2. You would violate H-1B status if you worked with the EAD for another employer
A reader asks:
I used to think once I used my EAD, I could not return to H-1B. But ChatGPT told me that once I re-entered the US using the combo card, I would become a parolee and can work for my employer. If I lose my job, the 60-day H-1B grace period doesn’t apply. I can even collect unemployment benefits or work for another employer using EAD. And if I want to go back to H-1B, an employer just needs to file a transfer. So I can freely use EAD during I-485 pending and not worry about getting back on H-1B if I-485 is denied. Is this understanding correct?
Alan Lee, Esq. answers,
No, unfortunately your understanding is not correct as you would be in violation of H-1B status if you worked with the EAD for another employer. The USCIS guidance appears to allow H-1B holders to reenter the US under parole and then file for extension of H-1B status inside the US through the same employer. It does not contemplate free open market EAD employment and then being able to switch back to H-1B status inside the United States.
3. An individual self-petitions for the NIW, the case can continue even the individual has changed jobs.
A reader asks:
My National Interest Waiver (NIW) petition—which was sponsored by a previous employer—was approved. However, I subsequently changed jobs. Do I need to file a new I-140 petition now? I saw a post on LinkedIn claiming that one must re-file the petition independently in such cases. Could you please confirm whether this is true?
Alan Lee, Esq. answers,
Where a previous employer sponsored an approved NIW and the beneficiary changes jobs, a new I-140 petition must be filed. Where an individual self-petitions for the NIW, the case can continue even where the individual has changed jobs.
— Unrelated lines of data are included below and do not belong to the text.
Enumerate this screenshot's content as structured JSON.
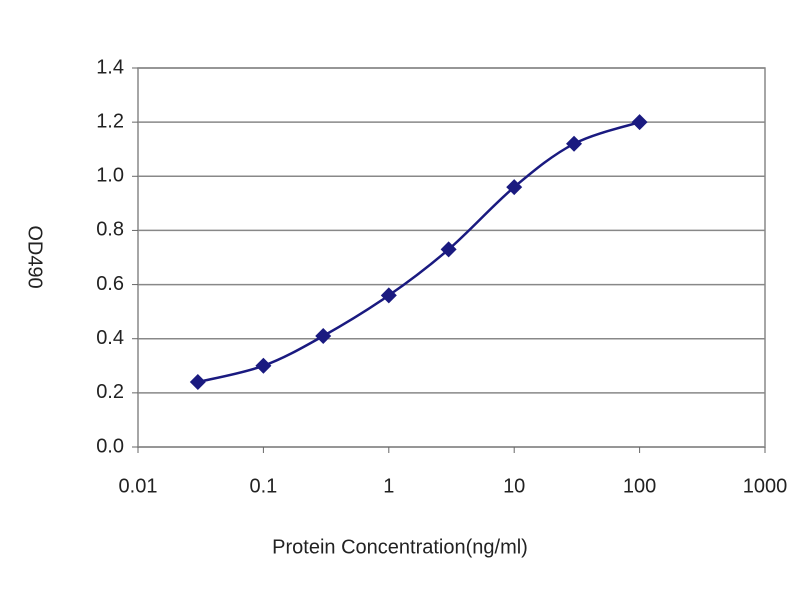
{
  "chart_data": {
    "type": "line",
    "xlabel": "Protein Concentration(ng/ml)",
    "ylabel": "OD490",
    "x": [
      0.03,
      0.1,
      0.3,
      1,
      3,
      10,
      30,
      100
    ],
    "values": [
      0.24,
      0.3,
      0.41,
      0.56,
      0.73,
      0.96,
      1.12,
      1.2
    ],
    "color": "#1a1a80",
    "xscale": "log",
    "xlim": [
      0.01,
      1000
    ],
    "xticks": [
      0.01,
      0.1,
      1,
      10,
      100,
      1000
    ],
    "ylim": [
      0,
      1.4
    ],
    "yticks": [
      {
        "value": 0,
        "label": "0.0"
      },
      0.2,
      0.4,
      0.6,
      0.8,
      {
        "value": 1,
        "label": "1.0"
      },
      1.2,
      1.4
    ],
    "grid": true
  }
}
4. It has usually taken much time in the past for the agency to work on a returned case
A reader asks:
I applied for an EB-1A visa, and my I-140 petition has already been approved. I proceeded to the U.S. Consulate in Hong Kong to apply for my immigrant visa. In January, I attended my interview at the Hong Kong Consulate but was refused on the spot. My status was updated to “Refused,” and in March, it was updated to “Returned to NVC.” Does this constitute a Notice of Intent to Revoke (NOIR)?
Alan Lee, Esq. answers,
Where a US consulate updates case status to “Returned To NVC”, it means that the consulate has or will send your case back to USCIS. An Immigration officer will look over your case along with notes from the consulate and either reaffirm the decision or send you a notice of intent to revoke. It should be noted that these are low priority cases with USCIS, and it has usually taken much time in the past for the agency to work on a returned case. Good luck.